Redundancy is never an easy thing to do, particularly in smaller companies where professional relationships are very often personal, too. When drawing up criteria for selecting employees for redundancy, it’s essential for the employer to focus on fair, objective and reasonable measures. Not only is this good for business, it also helps to protect against potential employment tribunal cases.
Skills and standard of work
The most important criterion will usually be an employee’s skills and aptitude at their job, and the standard of work that they produce. Maintaining good records of staff appraisals and productivity will make it easier to ensure that you retain your best staff and lose the worst performing people.
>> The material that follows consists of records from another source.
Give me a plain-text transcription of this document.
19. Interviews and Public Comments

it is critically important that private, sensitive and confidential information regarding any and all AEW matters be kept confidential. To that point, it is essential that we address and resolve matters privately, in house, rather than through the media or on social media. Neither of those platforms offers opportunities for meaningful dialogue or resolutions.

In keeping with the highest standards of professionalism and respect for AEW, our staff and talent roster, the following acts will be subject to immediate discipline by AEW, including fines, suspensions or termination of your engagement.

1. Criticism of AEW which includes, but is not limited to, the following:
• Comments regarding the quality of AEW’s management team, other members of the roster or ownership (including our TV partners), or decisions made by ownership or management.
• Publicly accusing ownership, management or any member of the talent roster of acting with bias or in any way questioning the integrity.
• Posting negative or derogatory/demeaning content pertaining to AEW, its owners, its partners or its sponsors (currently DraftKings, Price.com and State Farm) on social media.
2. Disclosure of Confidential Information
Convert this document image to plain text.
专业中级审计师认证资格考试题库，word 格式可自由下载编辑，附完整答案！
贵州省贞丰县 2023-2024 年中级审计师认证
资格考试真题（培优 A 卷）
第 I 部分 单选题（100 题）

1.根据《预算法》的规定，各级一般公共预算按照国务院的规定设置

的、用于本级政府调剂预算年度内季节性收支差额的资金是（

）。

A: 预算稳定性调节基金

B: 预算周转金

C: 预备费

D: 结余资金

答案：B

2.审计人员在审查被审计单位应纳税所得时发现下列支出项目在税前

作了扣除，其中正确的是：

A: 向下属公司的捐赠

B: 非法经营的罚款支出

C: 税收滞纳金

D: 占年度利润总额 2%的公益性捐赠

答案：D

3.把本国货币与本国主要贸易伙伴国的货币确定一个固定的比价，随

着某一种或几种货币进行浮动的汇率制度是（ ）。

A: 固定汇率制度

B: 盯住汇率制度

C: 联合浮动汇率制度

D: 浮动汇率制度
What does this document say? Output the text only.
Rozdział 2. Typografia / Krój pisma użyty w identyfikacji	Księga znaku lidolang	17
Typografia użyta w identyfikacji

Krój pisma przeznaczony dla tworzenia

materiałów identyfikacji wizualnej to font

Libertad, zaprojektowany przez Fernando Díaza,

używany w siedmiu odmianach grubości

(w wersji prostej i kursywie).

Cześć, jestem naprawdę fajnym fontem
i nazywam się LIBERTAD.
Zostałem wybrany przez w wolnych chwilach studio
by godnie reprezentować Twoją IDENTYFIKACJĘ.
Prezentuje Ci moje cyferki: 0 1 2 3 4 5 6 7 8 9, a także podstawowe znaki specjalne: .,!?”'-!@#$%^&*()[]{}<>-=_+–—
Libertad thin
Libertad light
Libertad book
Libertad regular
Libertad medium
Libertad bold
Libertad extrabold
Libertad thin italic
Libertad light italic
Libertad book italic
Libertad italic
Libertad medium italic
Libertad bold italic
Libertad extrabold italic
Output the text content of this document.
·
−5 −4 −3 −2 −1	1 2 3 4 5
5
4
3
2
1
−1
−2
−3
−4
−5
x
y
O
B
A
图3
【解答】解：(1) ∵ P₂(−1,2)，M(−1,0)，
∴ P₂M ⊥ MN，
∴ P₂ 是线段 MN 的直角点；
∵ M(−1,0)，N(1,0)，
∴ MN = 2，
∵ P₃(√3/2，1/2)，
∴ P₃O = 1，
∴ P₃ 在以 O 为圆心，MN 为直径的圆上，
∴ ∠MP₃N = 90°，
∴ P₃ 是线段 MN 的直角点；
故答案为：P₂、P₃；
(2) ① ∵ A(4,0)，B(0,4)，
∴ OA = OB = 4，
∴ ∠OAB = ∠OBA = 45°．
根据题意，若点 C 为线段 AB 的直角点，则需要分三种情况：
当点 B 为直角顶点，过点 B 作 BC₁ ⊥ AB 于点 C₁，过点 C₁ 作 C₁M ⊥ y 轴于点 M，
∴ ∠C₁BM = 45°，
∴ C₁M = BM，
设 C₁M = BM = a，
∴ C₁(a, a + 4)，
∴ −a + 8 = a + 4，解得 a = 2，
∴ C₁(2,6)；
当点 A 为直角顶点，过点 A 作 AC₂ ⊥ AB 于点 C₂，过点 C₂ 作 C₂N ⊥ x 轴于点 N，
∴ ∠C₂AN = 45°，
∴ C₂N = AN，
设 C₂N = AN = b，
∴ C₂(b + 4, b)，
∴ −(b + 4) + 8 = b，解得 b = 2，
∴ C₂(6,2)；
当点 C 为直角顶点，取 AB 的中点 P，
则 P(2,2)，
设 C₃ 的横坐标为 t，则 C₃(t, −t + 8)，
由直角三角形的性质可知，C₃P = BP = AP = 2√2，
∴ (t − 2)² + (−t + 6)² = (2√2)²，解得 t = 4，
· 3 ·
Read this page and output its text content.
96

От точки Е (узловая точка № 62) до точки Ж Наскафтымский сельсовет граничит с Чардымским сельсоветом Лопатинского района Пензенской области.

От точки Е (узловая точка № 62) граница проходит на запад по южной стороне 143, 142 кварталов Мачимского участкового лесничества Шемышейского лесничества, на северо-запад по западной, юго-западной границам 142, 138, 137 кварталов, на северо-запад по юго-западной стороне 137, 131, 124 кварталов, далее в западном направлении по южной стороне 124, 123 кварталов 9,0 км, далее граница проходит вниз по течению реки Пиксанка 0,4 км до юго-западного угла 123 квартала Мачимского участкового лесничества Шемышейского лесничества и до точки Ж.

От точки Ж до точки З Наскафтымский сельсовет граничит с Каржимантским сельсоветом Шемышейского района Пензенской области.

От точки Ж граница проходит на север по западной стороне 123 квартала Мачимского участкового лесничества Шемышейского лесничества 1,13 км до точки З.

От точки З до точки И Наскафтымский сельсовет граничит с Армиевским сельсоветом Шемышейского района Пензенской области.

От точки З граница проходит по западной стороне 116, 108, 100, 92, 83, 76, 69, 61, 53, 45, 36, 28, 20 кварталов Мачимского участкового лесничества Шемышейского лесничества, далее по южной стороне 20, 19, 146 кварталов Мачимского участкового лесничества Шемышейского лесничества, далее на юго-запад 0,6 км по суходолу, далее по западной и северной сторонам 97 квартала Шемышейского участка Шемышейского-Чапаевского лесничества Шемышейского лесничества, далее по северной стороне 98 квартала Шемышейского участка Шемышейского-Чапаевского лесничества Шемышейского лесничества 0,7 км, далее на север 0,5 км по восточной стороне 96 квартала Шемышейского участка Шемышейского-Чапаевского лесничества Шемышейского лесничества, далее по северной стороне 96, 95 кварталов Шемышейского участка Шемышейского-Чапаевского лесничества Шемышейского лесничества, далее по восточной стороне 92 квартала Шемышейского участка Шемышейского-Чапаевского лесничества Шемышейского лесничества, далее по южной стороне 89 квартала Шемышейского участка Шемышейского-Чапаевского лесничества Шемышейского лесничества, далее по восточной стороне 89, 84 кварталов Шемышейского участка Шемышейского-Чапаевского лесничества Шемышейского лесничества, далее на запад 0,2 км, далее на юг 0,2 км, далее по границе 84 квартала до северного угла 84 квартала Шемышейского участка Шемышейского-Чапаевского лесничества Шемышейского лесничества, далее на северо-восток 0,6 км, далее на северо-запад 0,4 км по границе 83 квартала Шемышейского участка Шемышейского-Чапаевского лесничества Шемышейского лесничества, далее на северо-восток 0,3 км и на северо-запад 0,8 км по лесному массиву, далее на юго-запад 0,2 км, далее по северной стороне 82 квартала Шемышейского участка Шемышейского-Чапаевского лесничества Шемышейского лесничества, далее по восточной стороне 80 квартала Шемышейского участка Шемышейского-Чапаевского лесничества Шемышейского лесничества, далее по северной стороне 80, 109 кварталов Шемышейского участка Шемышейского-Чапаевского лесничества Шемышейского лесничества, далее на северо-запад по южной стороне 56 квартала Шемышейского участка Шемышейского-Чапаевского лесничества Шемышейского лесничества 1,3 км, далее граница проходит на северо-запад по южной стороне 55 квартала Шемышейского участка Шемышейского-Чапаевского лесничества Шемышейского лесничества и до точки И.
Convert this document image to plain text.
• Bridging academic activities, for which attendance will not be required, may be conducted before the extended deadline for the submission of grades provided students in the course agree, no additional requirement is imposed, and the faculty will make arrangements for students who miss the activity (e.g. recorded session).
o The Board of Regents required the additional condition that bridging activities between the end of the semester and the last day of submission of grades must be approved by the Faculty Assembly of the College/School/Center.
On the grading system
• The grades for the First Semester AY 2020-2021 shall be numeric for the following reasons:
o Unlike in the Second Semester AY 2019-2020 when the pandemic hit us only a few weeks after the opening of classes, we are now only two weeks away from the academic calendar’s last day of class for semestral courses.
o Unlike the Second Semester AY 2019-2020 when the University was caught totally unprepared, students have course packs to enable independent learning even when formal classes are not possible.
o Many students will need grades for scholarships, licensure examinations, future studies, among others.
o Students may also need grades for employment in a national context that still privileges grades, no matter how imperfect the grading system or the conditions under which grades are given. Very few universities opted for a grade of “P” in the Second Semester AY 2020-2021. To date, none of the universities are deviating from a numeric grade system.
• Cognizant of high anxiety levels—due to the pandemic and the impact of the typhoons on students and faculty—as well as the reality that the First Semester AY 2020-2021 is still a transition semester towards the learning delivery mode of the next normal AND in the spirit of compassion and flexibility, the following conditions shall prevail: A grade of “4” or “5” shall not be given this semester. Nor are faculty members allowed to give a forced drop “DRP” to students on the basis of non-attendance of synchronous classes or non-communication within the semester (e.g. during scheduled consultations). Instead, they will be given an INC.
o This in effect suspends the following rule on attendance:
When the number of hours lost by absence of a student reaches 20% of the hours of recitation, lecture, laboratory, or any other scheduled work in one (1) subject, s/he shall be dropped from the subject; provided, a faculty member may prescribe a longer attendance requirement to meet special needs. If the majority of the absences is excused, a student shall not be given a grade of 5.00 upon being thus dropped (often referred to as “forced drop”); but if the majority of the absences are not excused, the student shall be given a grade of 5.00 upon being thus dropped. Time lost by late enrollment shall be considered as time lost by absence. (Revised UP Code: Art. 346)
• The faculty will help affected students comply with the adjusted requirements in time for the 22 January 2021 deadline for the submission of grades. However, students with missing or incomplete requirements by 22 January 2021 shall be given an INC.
It’s also a good idea to prioritize for redundancy any employees who have been subject to disciplinary procedures and found guilty of misconduct or breaching the terms of their employment.
Identify the best performing
Next, you could consider employees’ attendance records, their qualifications, or perhaps the scores they’ve achieved in assessments or training courses. Anything that helps you to fairly identify who are the lowest performing, least able and least productive employees is likely to be a useful (and legal) way to select employees for redundancy.
Some employers consider that a last-in, first-out policy is fair, so that long standing employees are rewarded for their loyalty. However, this isn’t always the best way of ensuring you keep the most able staff, so you shouldn’t rely on it. Criteria that you shouldn’t use includes pregnancy, disability and participation in a trade union – all of which could be legally challenged.
Finally, it’s also important for an employer to consider alternatives to selecting staff for redundancy. These include inviting applications for voluntary redundancy, filling vacancies with existing employees, temporary layoffs or short-time working.